By Geoff Adams-Spink BBC News website disability affairs correspondent |

 Maria Eagle and Bert Massie think the act is a step change |
A new law to promote the rights of disabled people has been enacted - honouring a 2001 manifesto pledge. The 2005 Disability Discrimination Act strengthens existing legislation by widening the definition of disability and setting a deadline for rail access.
Campaigners have welcomed the new measures, but say the act fails in a number of key areas.
Disability Rights Commission (DRC) chairman Bert Massie described it as "a major advance in civil rights".
The 2005 act contains a number of measures which disability campaigners said were missing from its predecessor, the 1995 Disability Discrimination Act.
These include:
- Widening the definition of disability to include people with progressive conditions like MS, HIV and some cancers from the time they are diagnosed.
- Improving access to transport by including transport operators in the requirement to make their services accessible, and by setting an end date of 2020 by which all "rail vehicles" will have to be disabled friendly.
- Placing a duty on all public bodies to promote positive attitudes to disability.
- Extending the protection given to people with mental health problems by removing the requirement that conditions should be "clinically well recognised".
- Giving tenants the right to make reasonable, disability-related alterations to their homes.
- Making disability rights legislation apply to private clubs with more than 25 members, including political parties.
- Placing a duty on local authorities not to discriminate against disabled councillors.
- Including bodies that award qualifications like GCSEs and A-levels.
"We warmly welcome the introduction of the new act and thank members from all sides for its cross-party support and swift passage through parliament," said the DRC's Bert Massie.
As the legislation was completing its passage through the House of Commons, disability minister, Maria Eagle, said: "This is a bill of which we can all be proud."
The consultation process for the new law began in 1997 when the government appointed the Disability Rights Task Force to look at gaps in the existing legislation.

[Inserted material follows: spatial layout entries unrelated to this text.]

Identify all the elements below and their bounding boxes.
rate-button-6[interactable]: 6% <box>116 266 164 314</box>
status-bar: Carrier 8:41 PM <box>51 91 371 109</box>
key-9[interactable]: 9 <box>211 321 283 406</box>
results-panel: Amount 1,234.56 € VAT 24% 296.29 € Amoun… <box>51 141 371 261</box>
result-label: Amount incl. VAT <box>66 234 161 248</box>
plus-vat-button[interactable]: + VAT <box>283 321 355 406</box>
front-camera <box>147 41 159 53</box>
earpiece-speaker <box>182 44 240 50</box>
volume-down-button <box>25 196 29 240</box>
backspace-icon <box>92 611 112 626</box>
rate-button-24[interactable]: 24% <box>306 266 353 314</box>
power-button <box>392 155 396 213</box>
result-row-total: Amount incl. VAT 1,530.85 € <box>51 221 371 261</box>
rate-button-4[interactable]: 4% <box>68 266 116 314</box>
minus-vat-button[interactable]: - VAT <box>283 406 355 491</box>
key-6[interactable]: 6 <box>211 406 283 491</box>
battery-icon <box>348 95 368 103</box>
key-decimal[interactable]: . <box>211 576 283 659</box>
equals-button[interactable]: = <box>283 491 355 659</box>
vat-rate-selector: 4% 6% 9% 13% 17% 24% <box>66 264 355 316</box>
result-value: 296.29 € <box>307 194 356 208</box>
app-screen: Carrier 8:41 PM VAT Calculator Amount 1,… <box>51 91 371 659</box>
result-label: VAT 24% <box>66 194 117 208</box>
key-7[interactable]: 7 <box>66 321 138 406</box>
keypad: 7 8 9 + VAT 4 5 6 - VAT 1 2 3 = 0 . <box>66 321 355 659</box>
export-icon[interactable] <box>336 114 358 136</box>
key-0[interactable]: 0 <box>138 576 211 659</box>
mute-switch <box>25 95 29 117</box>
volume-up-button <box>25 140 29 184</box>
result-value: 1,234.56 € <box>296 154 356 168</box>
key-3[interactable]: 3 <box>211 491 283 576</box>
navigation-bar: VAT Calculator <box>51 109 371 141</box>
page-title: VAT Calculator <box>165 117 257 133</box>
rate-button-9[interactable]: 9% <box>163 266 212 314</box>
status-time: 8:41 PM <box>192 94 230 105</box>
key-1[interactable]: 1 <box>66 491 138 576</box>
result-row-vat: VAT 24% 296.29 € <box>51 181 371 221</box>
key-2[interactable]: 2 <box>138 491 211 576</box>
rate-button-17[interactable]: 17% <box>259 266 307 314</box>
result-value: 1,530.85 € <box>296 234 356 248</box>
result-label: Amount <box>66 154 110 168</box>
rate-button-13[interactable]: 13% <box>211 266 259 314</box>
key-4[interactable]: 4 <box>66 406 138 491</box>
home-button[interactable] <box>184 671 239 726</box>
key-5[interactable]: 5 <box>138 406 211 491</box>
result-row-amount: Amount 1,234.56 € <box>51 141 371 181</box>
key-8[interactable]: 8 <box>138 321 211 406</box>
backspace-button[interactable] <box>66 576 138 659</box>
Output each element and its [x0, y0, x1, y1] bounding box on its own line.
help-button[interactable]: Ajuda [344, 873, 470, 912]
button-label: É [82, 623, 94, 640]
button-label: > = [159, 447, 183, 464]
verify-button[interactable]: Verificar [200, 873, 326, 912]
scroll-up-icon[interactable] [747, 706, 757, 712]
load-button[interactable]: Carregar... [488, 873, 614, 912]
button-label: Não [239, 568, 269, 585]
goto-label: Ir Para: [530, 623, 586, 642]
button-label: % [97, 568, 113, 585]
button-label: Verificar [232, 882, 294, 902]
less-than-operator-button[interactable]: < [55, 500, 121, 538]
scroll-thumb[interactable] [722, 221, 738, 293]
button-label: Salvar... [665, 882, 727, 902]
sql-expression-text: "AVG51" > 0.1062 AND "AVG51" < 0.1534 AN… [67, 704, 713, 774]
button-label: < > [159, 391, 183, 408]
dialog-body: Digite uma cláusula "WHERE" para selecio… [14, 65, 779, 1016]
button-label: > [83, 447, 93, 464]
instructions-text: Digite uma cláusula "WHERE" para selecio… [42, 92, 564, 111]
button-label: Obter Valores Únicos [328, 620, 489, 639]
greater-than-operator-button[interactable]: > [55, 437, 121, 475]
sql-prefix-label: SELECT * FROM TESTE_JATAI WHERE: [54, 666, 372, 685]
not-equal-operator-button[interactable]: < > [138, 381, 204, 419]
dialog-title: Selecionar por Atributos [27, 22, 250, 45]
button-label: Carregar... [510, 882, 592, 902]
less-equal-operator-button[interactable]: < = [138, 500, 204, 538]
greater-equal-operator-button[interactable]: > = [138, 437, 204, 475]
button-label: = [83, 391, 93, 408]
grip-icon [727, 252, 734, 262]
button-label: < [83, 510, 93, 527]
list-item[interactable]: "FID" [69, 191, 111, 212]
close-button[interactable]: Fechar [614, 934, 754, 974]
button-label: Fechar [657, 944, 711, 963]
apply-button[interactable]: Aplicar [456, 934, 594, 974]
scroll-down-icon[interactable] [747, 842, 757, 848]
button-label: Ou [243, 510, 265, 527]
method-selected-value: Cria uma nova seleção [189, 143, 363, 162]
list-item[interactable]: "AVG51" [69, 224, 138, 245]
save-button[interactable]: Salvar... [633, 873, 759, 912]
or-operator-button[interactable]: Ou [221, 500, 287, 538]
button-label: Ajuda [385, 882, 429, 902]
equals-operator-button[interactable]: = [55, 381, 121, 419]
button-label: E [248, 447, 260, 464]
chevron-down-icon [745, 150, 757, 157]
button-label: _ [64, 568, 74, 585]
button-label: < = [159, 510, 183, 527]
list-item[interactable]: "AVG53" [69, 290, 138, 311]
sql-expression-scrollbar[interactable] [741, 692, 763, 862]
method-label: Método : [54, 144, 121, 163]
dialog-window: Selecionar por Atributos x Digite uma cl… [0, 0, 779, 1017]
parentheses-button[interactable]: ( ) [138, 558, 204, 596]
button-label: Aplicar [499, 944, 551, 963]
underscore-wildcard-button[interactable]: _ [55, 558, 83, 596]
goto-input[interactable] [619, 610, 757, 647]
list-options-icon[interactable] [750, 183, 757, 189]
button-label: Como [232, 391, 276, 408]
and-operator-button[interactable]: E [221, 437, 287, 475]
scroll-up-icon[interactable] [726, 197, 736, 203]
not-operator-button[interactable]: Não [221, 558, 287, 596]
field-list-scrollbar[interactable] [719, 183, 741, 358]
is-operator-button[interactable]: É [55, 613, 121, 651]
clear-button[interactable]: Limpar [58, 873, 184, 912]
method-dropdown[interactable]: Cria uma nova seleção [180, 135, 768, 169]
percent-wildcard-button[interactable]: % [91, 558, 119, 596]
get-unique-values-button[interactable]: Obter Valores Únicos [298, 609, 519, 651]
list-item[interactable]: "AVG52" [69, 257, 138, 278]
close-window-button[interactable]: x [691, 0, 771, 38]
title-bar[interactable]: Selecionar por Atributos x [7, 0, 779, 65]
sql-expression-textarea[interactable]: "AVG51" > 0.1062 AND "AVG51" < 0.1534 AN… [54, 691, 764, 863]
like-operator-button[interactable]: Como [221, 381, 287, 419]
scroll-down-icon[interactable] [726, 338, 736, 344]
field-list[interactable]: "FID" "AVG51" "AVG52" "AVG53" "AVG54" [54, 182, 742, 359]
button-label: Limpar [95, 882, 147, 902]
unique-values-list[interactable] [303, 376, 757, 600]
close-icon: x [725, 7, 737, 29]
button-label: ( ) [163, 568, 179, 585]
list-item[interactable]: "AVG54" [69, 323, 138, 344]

"This act now represents real progress for disabled people," said Kate Nash, chief executive of pan-disability charity, Radar.
"It's designed to combat discrimination and to help disabled people achieve the full social inclusion that so many people take for granted in their day-to-day lives."
Radar has coordinated the New Spirit Coalition (NSC) - a group made up of more than 30 disability organisations with the aim of achieving full social inclusion.
The NSC says it is disappointed that no protection is offered to people who experience occasional and unrelated bouts of depression.
It also points to the lack of a plan to promote independent living, the fact that disabled people don't have the right to make reasonable adjustments to the communal areas in flats, and the absence of a duty to provide audio visual technology on buses for people with sight and hearing impairments.
The coalition says its members now look forward to the implementation of measures put forward by Number Ten's strategy unit which set out a 20-year plan for reducing the inequalities between disabled and non-disabled people.